Tao and his co-workers now show this doesn't mean American and Chinese people regard or employ punishment in the same way. The participants in their study played the straightforward iterated version of the game, but with the added provision that each player could opt to punish rather than to cooperate or defect. Punishment deducts several points from the other player, but also costs the punisher. Ill-gotten gains from defection can be cancelled by being punished in the next round.

This might be expected to promote cooperation — and when other researchers tested the game on US students last year, that's what they found5. But in China, punishment made very little difference to the amount of cooperation: it was, if anything, slightly lower than in control games without that option.

Cultural complications

Tao's team says this probably reflects the fact that, in China, individuals conduct transactions by cultivating so-called guanxi (literally 'closed system') networks of two-person relationships based on empathy and mutual understanding. That might sound chummy, but in fact guanxi is a delicate dance in which feelings of friendship, obligation and guilt are patiently probed and manipulated to reach the desired goal. As the rules of prisoner's dilemma-with-punishment allow for nothing of this sort, there's nothing to link cooperation to punishment.

All the same, reputations are important to guanxi networks, so in the public-goods game4 where reputation (for trustworthiness, say) may come into play, punishment is restored as an operative force — making the US and Chinese behaviours more similar, although for different reasons.

One implication is that it's dangerous to extrapolate from lab tests of behavioural economics to evolutionary questions — for example, to 'explain' the adaptive role of punishment in human society.
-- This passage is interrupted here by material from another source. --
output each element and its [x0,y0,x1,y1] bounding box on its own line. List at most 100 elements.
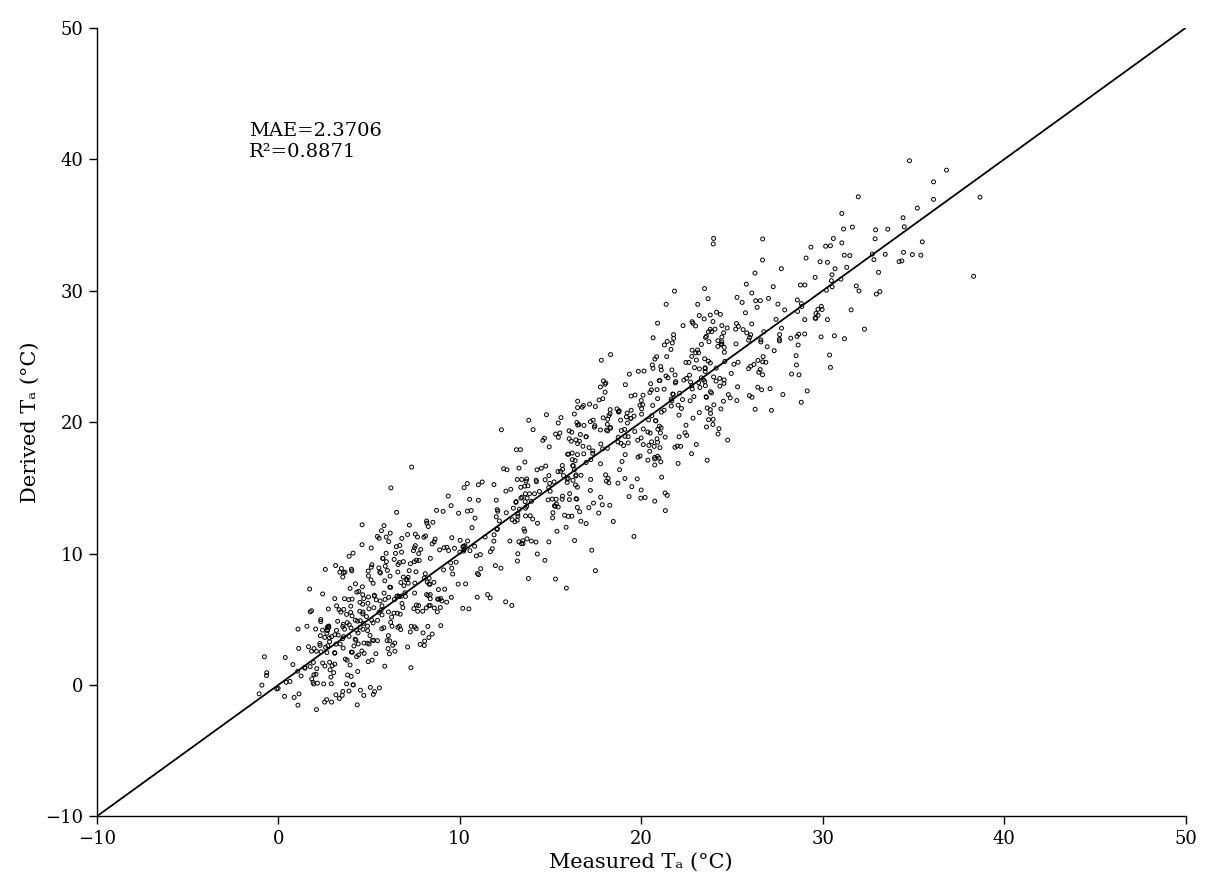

Economic behaviour too can evidently depend on the 'culture' in which it happens. For example, economists are divided on the issue of how incentives affect productivity, because real-world experience sometimes seems at odds with what behavioural tests imply. But that's no longer surprising if behaviour varies according to the system of norms within which it is enacted. It's a reminder that a search for economic and behavioural 'first principles' may be doomed to fail.